Offices were one of these, with AI already streamlining workforces at major companies and more expected, threatening a knock-on effect on floorplates. "I think [AI] will be another road bump," the Pictet deputy CEO said.
"Today, in every conversation I have with institutions, people are becoming more careful around their actual HR needs going forward given the impact of AI and so, to me, it is very hard to imagine that is not going to have an impact on offices.
"What I would say is that it is going to be very different because what it will definitely mean is that locations like the one we are sitting in today will be fine, no matter what happens... places like Mayfair or central Paris will be fine but, do we need the floorplate office space that we needed previously? That is very unlikely.
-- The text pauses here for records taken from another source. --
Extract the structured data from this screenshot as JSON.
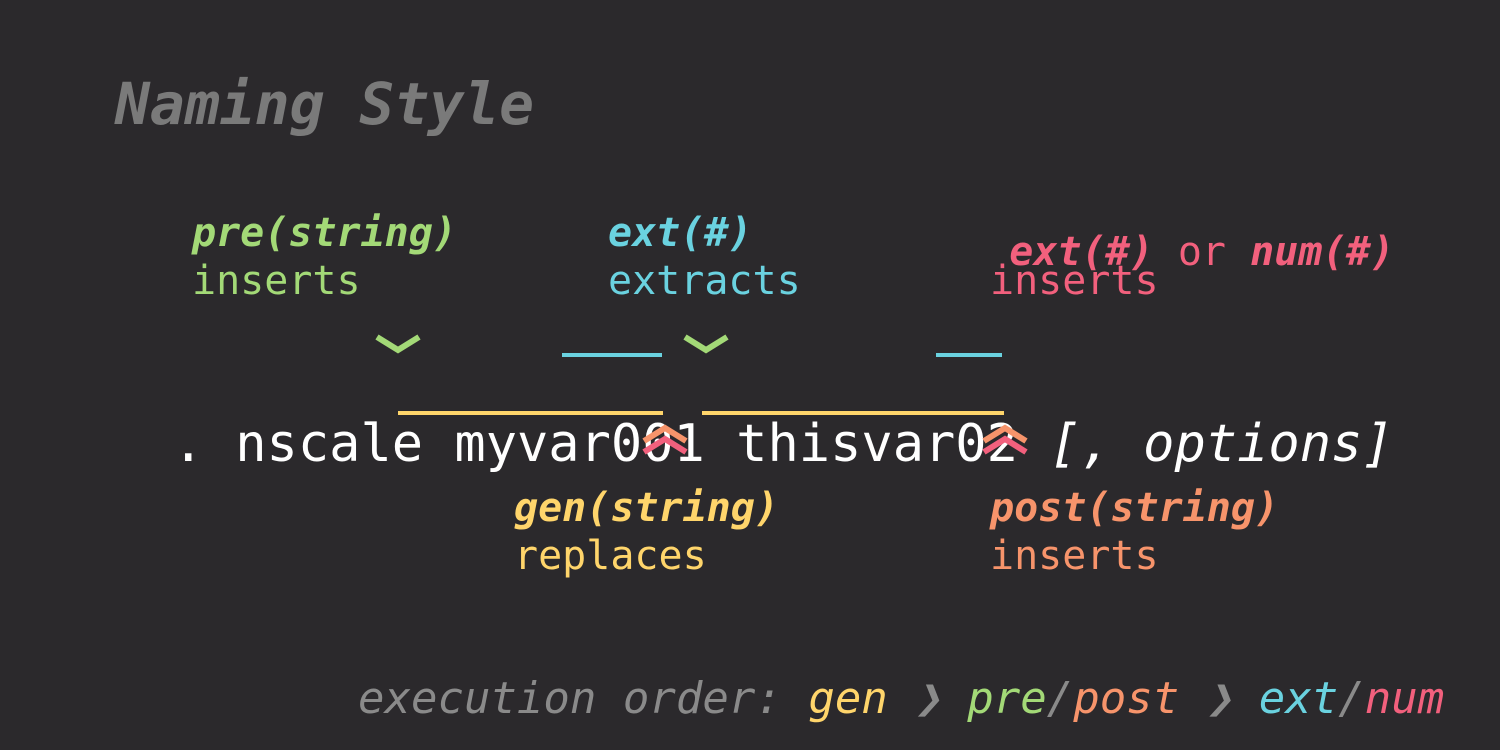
{
  "title": "Naming Style",
  "annotations": {
    "pre": {
      "option": "pre(string)",
      "action": "inserts"
    },
    "ext_extract": {
      "option": "ext(#)",
      "action": "extracts"
    },
    "ext_num": {
      "option1": "ext(#)",
      "connector": " or ",
      "option2": "num(#)",
      "action": "inserts"
    },
    "gen": {
      "option": "gen(string)",
      "action": "replaces"
    },
    "post": {
      "option": "post(string)",
      "action": "inserts"
    }
  },
  "command": {
    "prefix": ". nscale ",
    "var1": "myvar001",
    "var2": "thisvar02",
    "options": "[, options]"
  },
  "execution_order": {
    "label": "execution order: ",
    "gen": "gen",
    "sep1": " ❯ ",
    "pre": "pre",
    "slash1": "/",
    "post": "post",
    "sep2": " ❯ ",
    "ext": "ext",
    "slash2": "/",
    "num": "num"
  },
  "colors": {
    "background": "#2b292c",
    "title": "#7a7a7a",
    "pre": "#a3d977",
    "ext": "#6ad2e0",
    "num": "#f2607d",
    "gen": "#ffd56b",
    "post": "#f7946b"
  },
  "icons": [
    "chevron-down-icon",
    "double-chevron-up-icon"
  ]
}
The question for everybody to answer is where is that cut off between the two?"
Secondary offices opportunity
Focusing on that point, Kohalmi said that secondary offices would need to be reimagined to improve their investment appeal when the demand for them reduces.
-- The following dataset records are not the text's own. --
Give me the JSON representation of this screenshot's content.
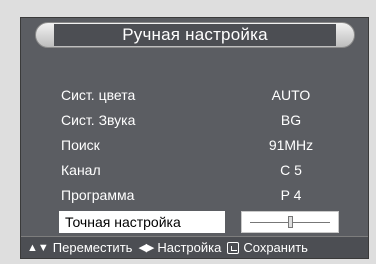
{
  "title": "Ручная настройка",
  "menu": {
    "items": [
      {
        "label": "Сист. цвета",
        "value": "AUTO"
      },
      {
        "label": "Сист. Звука",
        "value": "BG"
      },
      {
        "label": "Поиск",
        "value": "91MHz"
      },
      {
        "label": "Канал",
        "value": "C  5"
      },
      {
        "label": "Программа",
        "value": "P  4"
      },
      {
        "label": "Точная настройка",
        "value": ""
      }
    ],
    "selected_index": 5
  },
  "fine_tune": {
    "level_fraction": 0.5
  },
  "help": {
    "move_icon": "up-down-arrows-icon",
    "move_label": "Переместить",
    "adjust_icon": "left-right-arrows-icon",
    "adjust_label": "Настройка",
    "save_icon": "enter-icon",
    "save_label": "Сохранить"
  }
}
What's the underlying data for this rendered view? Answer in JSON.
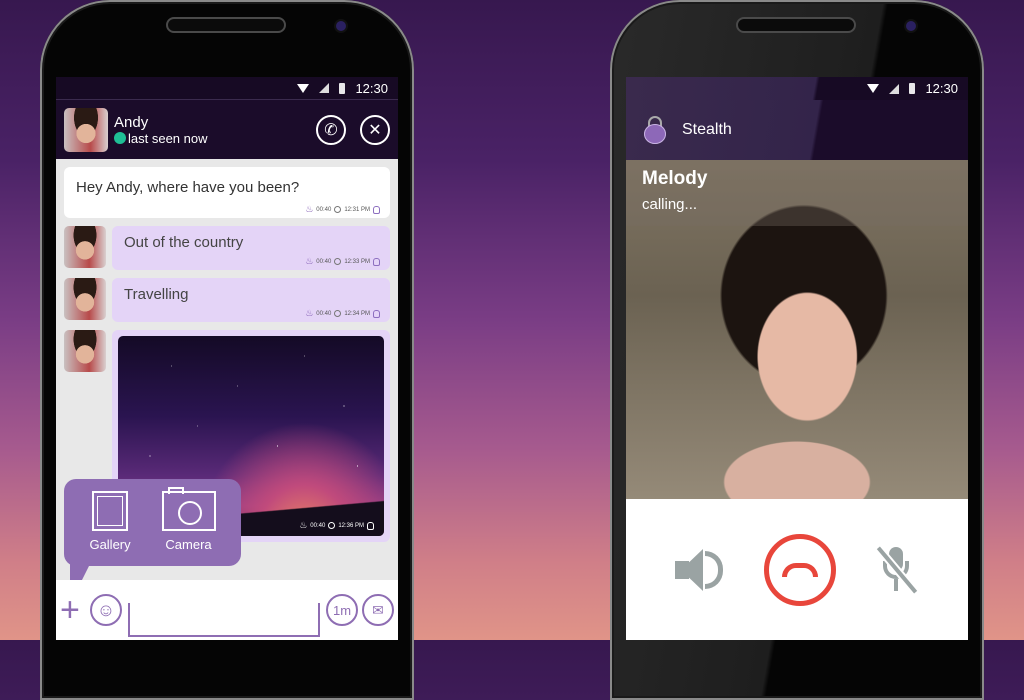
{
  "status_bar": {
    "time": "12:30"
  },
  "chat": {
    "contact": {
      "name": "Andy",
      "status": "last seen now"
    },
    "header_actions": {
      "call_icon": "phone-icon",
      "close_icon": "close-icon"
    },
    "messages": [
      {
        "direction": "outgoing",
        "text": "Hey Andy, where have you been?",
        "timer": "00:40",
        "time": "12:31 PM"
      },
      {
        "direction": "incoming",
        "text": "Out of the country",
        "timer": "00:40",
        "time": "12:33 PM"
      },
      {
        "direction": "incoming",
        "text": "Travelling",
        "timer": "00:40",
        "time": "12:34 PM"
      },
      {
        "direction": "incoming",
        "type": "image",
        "image": "night-sky-photo",
        "timer": "00:40",
        "time": "12:36 PM"
      }
    ],
    "attach_menu": [
      {
        "label": "Gallery",
        "icon": "gallery-icon"
      },
      {
        "label": "Camera",
        "icon": "camera-icon"
      }
    ],
    "composer": {
      "input_value": "",
      "timer_label": "1m"
    }
  },
  "call": {
    "app_title": "Stealth",
    "caller_name": "Melody",
    "state": "calling...",
    "controls": [
      "speaker-icon",
      "hang-up-icon",
      "mute-icon"
    ],
    "colors": {
      "hangup": "#e8463b",
      "control_gray": "#9aa3a3"
    }
  },
  "colors": {
    "accent": "#8e6db3",
    "online": "#1fbf95",
    "bubble_in": "#e4d4f7",
    "header_bg": "#1b0c2a"
  }
}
This, he said, would leave the door for developers and investors to explore alternative uses for these sites, with residential being the obvious candidate. "That trend is going to come for sure," Kohalmi said.
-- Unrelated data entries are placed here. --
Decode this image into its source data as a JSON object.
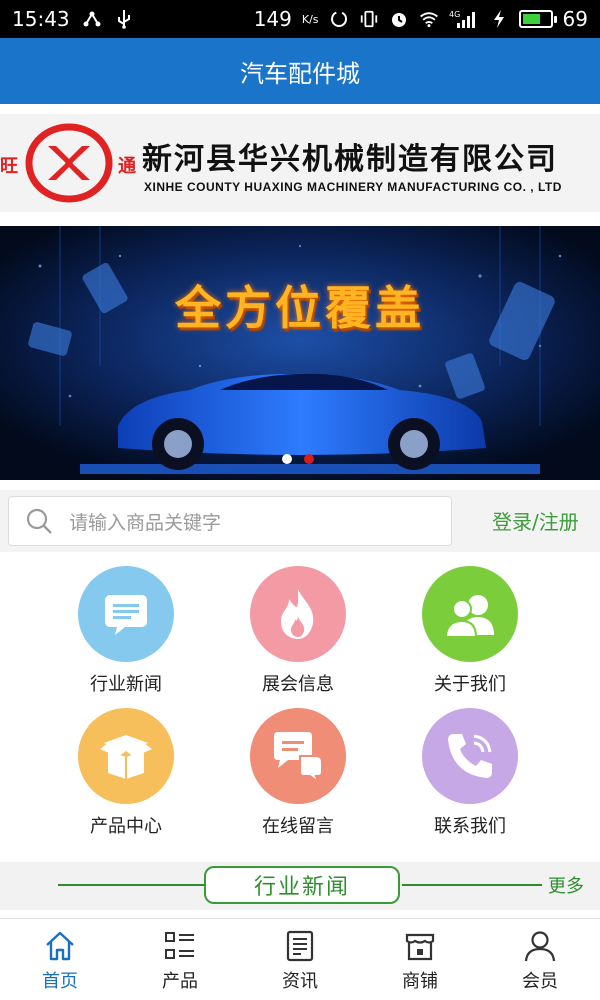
{
  "status_bar": {
    "time": "15:43",
    "network_speed": "149",
    "network_speed_unit": "K/s",
    "signal_type": "4G",
    "battery_level": "69",
    "battery_fraction": 0.69
  },
  "app_bar": {
    "title": "汽车配件城"
  },
  "company_banner": {
    "name_cn": "新河县华兴机械制造有限公司",
    "name_en": "XINHE COUNTY HUAXING MACHINERY MANUFACTURING CO. , LTD",
    "logo_left_char": "旺",
    "logo_right_char": "通"
  },
  "carousel": {
    "headline": "全方位覆盖",
    "slide_count": 2,
    "active_index": 1
  },
  "search": {
    "placeholder": "请输入商品关键字",
    "login_label": "登录/注册"
  },
  "menu": {
    "items": [
      {
        "label": "行业新闻",
        "icon": "news-icon",
        "color": "#86c9ee"
      },
      {
        "label": "展会信息",
        "icon": "flame-icon",
        "color": "#f39aa5"
      },
      {
        "label": "关于我们",
        "icon": "users-icon",
        "color": "#7ccd3c"
      },
      {
        "label": "产品中心",
        "icon": "box-icon",
        "color": "#f7bf5b"
      },
      {
        "label": "在线留言",
        "icon": "chat-icon",
        "color": "#ef8d76"
      },
      {
        "label": "联系我们",
        "icon": "phone-icon",
        "color": "#c6a8e6"
      }
    ]
  },
  "section": {
    "title": "行业新闻",
    "more_label": "更多"
  },
  "tab_bar": {
    "items": [
      {
        "label": "首页",
        "icon": "home-icon",
        "active": true
      },
      {
        "label": "产品",
        "icon": "list-icon",
        "active": false
      },
      {
        "label": "资讯",
        "icon": "article-icon",
        "active": false
      },
      {
        "label": "商铺",
        "icon": "shop-icon",
        "active": false
      },
      {
        "label": "会员",
        "icon": "user-icon",
        "active": false
      }
    ]
  },
  "colors": {
    "app_bar": "#1a74c9",
    "accent_green": "#3f9b3d",
    "active_tab": "#1a6fc0",
    "carousel_active_dot": "#d21e1e"
  }
}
"I think anybody that buys an office building today in a slightly secondary location with a seven-year lease is taking an incredible gambit because, you buy an office building like a fixed income instrument, because you believe it is an eternal cashflow.
"But seven years from now I don't think any of us have the power to say how the demand for offices will be in secondary locations or what type of floorplates companies will need, I think that is a tough call.
"It would be more suitable for a value-add investor who has an alternative use in mind. But most core buyers will not have an alternative use and the ability to do that in mind when they are buying an office building today."
"Seven years from now I don't think any of us have the power to say how the demand for offices will be in secondary locations."
He added: "So I think office buildings become much more restricted in location if you are looking for certainty just because of how long a lease is and how much [of an] impact AI may be able to have in these coming years."
Another area of real estate Kohalmi also raised uncertainty about was data centres. Despite arguing that "data was exploding", with major investors pivoting to deploy capital into data centres over the past year, he said questioned future demand for such structures.
"The data centre theme will very much depend on how many Large Language Models do we really need, which is a many trillion dollar question."
He added that another potential headache for the data centre sector was who they would be sold to in the future, with the buyer pool uncertain today.
"The biggest question for anybody doing one of these large data centre deals is where is the liquidity, who will this be an object of desire to, who will be the large buyers and I think, if you are doing anything in four or five or six years time, that is not a question we have a good answer to."